Aircloak / aircloak

This repository contains the Aircloak Air frontend as well as the code for our Cloak query and anonymization platform
2 stars 0 forks source link

Should we support IS NOT DISTINCT FROM? #2621

Open sebastian opened 6 years ago

sebastian commented 6 years ago

The following query is written by Tableau:

SELECT CAST("loan"."emp_title" AS TEXT) AS "emp_title",
  CAST("loan"."grade" AS TEXT) AS "grade"
FROM "loan"
  INNER JOIN (
  SELECT CAST("loan"."emp_title" AS TEXT) AS "emp_title"
  FROM "loan"
  WHERE (SUBSTR(CAST(LOWER(CAST(CAST("loan"."emp_title" AS TEXT) AS TEXT)) AS TEXT), 1, LENGTH(CAST('911' AS TEXT))) = CAST('911' AS TEXT))
  GROUP BY 1
  HAVING (COUNT(CAST("loan"."emp_title" AS TEXT)) = 0)
) "t0" ON (CAST("loan"."emp_title" AS TEXT) IS NOT DISTINCT FROM "t0"."emp_title")
GROUP BY 1,
  2
obrok commented 6 years ago

It should be possible to either support natively for postgres/mysql or emulate in-DB with IS (NOT) NULL. In either case we don't pay any performance price if the operator is not used, so I think we should support it, given a tool exists that generates such queries.

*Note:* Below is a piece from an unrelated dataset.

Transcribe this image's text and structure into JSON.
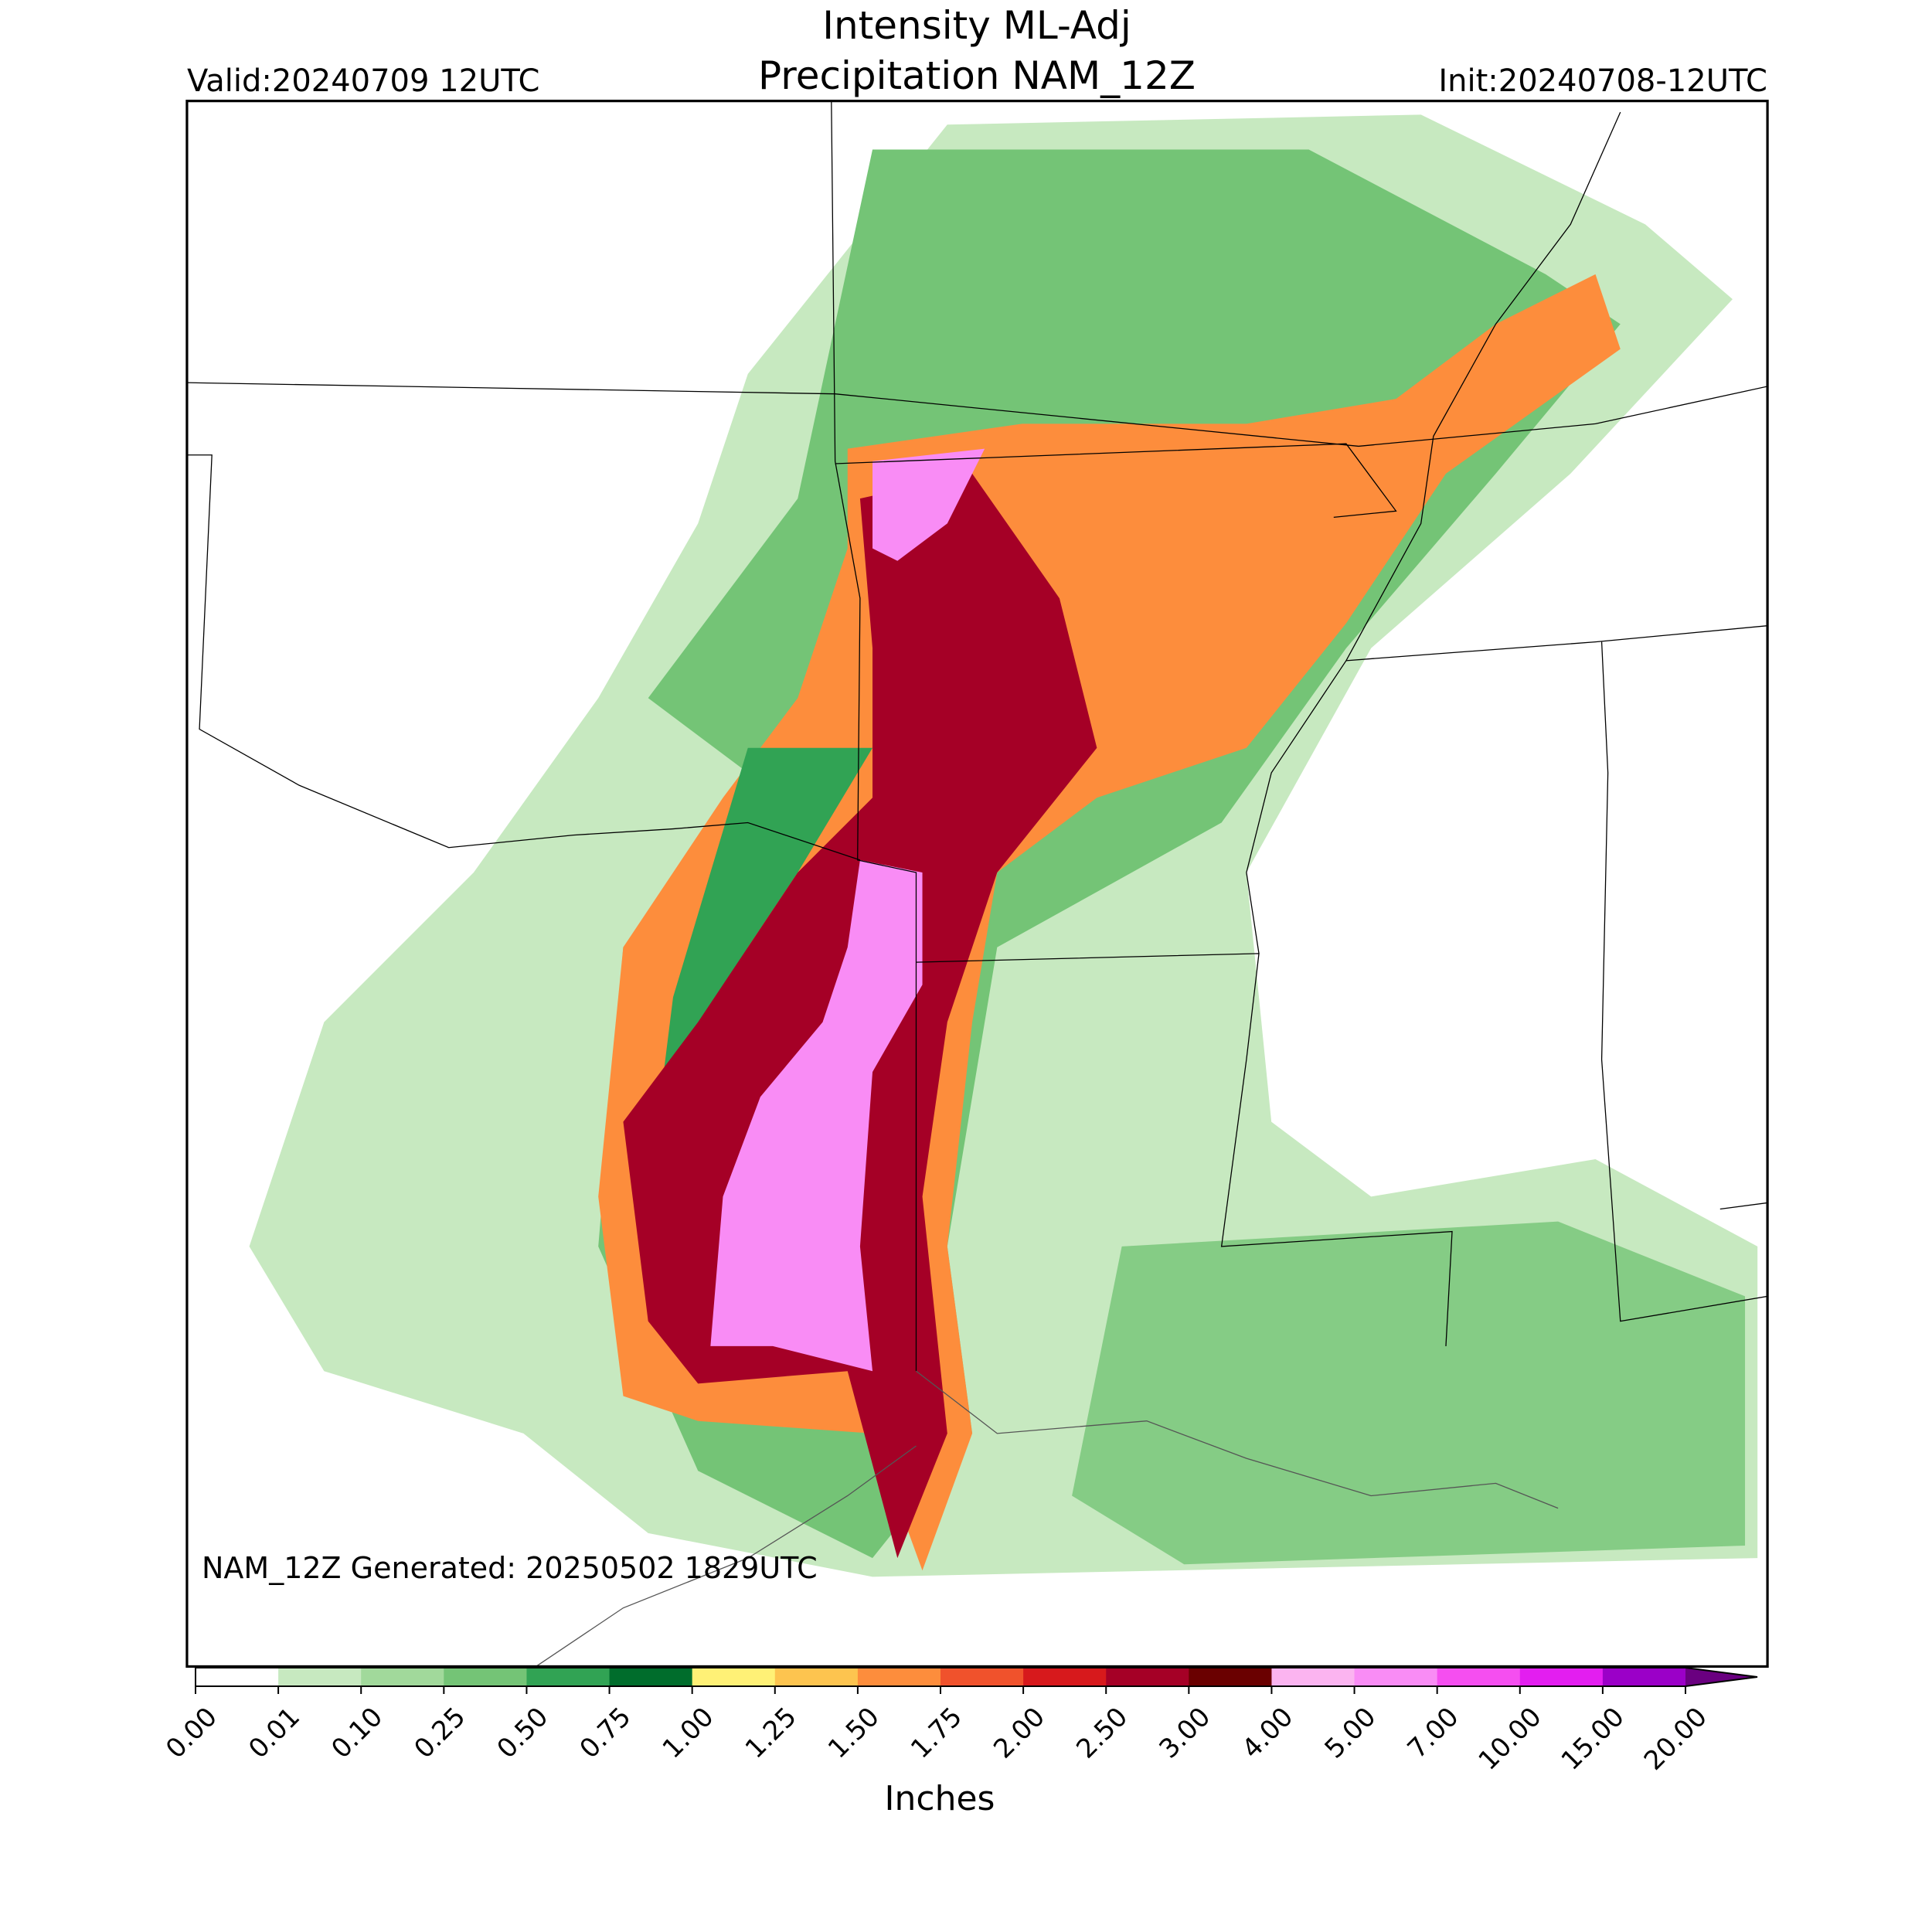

obrok commented 6 years ago

A possible problem is that a IS NOT DISTINCT b is equivalent to a = b OR (a IS NULL AND b IS NULL) which is currently forbidden. Even if we judge this to be allowable from the privacy standpoint that means extra work to support it in all the places where we do something with equalities, like when generating noise layers.

sebastian commented 6 years ago

Low priority. Move away from current milestone.